I choose my clothes carefully, more carefully than I normally tend to choose my clothes. I am dressed well. I am dressed well in black, all black from my freshly shined shoes to my belt to my neatly ironed shirt and cravat. By cravat I mean a length of fabric I tie around my neck according to a tradition with origins unknown to me. This means I am dressed-up. This means fancy. I am dressed well and fancy in black. I have used a shoeshine kit, an iron, and lint brushes, and toothbrushes, and hairbrushes and other items made to help me look nice enough to convince others that I care how I look. I have run out of things to prepare. I enter and sit inside an automobile. I ride.

There are so many other automobiles. The automobile I am inside situates itself between two other automobiles, all ordered according to white lines on rough, hard ground of the same color as the legs of my pants that don’t fit around my ankles as I feel they should. I stop and fix my black pants, and retuck my black shirt under these black pants. I have run out of things to prepare. I enter a big building made of triangles.

This is a place that many people I know think these events should be held. By tradition and desire I am quiet. There are initial furtive glances particular to my role in this event. Or casual glances that are natural for when people pass other people. I do not know which. I think they are particular to me because I think everyone cares about me so that way if that is true I am not surprised. I am still in the lobby. This is an oversized, tiny room that lets you enter.
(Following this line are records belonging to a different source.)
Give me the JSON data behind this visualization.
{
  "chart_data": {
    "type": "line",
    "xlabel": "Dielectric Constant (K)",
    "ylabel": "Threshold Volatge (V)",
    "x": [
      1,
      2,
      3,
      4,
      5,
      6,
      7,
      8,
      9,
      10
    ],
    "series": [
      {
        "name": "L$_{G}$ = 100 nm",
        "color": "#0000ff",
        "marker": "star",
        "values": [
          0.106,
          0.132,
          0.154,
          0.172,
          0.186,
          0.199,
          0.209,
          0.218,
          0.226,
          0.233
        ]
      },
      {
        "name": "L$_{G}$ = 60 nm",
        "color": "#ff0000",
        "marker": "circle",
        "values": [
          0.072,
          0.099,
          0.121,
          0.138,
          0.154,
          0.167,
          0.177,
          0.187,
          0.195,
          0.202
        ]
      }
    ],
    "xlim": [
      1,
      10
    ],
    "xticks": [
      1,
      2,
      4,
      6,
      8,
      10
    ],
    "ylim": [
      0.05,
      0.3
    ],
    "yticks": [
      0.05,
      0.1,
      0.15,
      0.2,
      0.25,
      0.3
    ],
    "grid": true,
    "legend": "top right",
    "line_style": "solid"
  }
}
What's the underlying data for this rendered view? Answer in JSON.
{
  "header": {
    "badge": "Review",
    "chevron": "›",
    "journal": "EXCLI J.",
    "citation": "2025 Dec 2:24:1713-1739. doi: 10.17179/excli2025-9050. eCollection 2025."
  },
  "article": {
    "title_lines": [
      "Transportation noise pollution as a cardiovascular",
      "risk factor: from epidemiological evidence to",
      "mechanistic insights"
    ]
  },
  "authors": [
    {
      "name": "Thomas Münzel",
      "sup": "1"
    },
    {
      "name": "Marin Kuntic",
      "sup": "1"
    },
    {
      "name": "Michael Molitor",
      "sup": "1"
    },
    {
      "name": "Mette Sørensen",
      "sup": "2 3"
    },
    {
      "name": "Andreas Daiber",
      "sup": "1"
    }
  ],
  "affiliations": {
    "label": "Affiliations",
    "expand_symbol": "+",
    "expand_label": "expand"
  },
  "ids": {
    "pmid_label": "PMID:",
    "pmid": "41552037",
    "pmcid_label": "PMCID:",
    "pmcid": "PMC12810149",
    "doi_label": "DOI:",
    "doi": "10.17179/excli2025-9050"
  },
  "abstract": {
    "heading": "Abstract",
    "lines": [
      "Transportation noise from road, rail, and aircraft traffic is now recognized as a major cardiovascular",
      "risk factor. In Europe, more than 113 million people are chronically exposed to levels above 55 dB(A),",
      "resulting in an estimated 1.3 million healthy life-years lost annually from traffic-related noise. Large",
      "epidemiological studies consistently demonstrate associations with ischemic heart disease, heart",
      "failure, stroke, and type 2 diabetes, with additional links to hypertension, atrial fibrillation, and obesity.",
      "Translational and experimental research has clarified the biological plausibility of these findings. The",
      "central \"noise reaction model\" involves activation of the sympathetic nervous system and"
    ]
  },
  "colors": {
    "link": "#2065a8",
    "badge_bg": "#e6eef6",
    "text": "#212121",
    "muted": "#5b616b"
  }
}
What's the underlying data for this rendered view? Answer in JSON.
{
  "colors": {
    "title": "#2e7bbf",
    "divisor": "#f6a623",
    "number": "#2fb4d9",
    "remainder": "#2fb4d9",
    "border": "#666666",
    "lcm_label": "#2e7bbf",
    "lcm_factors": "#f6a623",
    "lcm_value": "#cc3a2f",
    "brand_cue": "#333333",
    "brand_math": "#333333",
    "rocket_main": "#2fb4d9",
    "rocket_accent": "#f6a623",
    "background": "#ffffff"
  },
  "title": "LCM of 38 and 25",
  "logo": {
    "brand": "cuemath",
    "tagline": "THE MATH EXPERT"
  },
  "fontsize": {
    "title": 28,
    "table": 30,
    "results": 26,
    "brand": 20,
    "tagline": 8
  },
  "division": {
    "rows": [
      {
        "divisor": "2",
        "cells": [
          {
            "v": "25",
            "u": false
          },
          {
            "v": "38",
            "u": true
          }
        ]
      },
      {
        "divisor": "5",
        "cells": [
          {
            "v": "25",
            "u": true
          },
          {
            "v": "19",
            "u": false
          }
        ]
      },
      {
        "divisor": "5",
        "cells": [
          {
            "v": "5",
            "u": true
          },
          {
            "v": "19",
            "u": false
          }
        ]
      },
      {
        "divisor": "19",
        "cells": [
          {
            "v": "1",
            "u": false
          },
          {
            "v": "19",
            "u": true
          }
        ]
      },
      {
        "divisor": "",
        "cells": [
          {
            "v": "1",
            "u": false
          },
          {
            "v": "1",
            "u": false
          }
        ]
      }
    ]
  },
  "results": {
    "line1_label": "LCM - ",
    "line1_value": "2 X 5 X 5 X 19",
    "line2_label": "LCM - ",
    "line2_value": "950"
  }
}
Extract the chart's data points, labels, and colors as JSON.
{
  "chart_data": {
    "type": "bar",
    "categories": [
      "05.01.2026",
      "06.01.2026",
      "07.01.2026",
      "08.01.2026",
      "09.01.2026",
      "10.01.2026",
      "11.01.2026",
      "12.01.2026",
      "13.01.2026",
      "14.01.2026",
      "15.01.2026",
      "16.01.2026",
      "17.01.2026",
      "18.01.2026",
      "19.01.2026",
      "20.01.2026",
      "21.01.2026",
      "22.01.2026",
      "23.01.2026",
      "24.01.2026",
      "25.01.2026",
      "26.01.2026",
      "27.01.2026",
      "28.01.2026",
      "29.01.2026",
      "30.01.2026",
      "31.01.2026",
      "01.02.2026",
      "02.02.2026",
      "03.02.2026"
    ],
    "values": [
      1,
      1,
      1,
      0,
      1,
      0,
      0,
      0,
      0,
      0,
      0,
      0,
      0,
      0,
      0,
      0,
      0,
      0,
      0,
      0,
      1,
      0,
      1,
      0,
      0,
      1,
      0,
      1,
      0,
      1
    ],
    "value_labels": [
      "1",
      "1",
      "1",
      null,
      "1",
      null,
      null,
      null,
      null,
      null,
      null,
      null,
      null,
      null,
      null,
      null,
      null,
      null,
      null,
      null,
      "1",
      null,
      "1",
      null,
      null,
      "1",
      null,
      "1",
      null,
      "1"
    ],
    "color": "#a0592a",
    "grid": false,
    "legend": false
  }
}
Like my mouth, where I hold my food before I gobble it down my throat to its destination. I don’t know if my food really knows where it wants to go or if it is only given the appearance of a choice. It always goes to the same place. In the lobby everyone goes to the same place.

I pause by faces that I recognize because I have seen them every day for many days. People say my name in hushed tones. I assume this is to reaffirm that it is me because the hug and repeated back-patting that always follows would not be desired by someone who wasn’t me. I don’t really desire them and I am I. But, I don’t know if I don’t desire them. My belt does not stay centered. By tradition, my belt buckle should line up with my shirt buttons. These are all roughly in the center of my body. I have to retuck my black shirt under my black pants. I have run out of things to prepare. I enter a room with a roof that is too tall to remember.

They look at me or I thought or I wanted or I didn’t want them to look at me. I watch the show. Many women wipe things from their eyes with very white kerchiefs. These are portions of soft material with which women wipe things from their eyes. Men look forward or rest their arms on women who wipe things from their eyes. Other men have red eyes, or normal eyes with red tints. Sometimes people get red eyes for not sleeping. I think how silly that is while I bend my leg at the knee to rest my ankle on my opposite thigh. This is how people traditionally relax or sit comfortably. I wonder if any animals do that when I notice a mark on my recently shined black shoes. I use the fleshy side of my thumb to rub the mark until it disappears. So few imperfections disappear after rubbing and attention and care.

People get up and join the show. They say nice things and remember other nice things. Many people lie, if lying can mean to exclude negative information. People get tired of saying nice things to men who get tired of resting their arms on women who get tired of wiping things from their eyes next to the children who get tired of looking sad.

I loosen my cravat just a little. This is why men wear cravats. So, later they can loosen the cravat a little. This is a very fashionable look, but, by tradition, you have to wear it tightened for many hours first. I loosen my cravat. I can think of many things to prepare. I exit the room with the roof and the building of triangles and I enter the automobile. The automobile carefully reverses and drives on the right side of yellow lines, as everyone traditionally does. I tie my shoelace, which doesn’t seem to stay tightened. I tighten my cravat so later I can loosen it and look tired. I look out the window.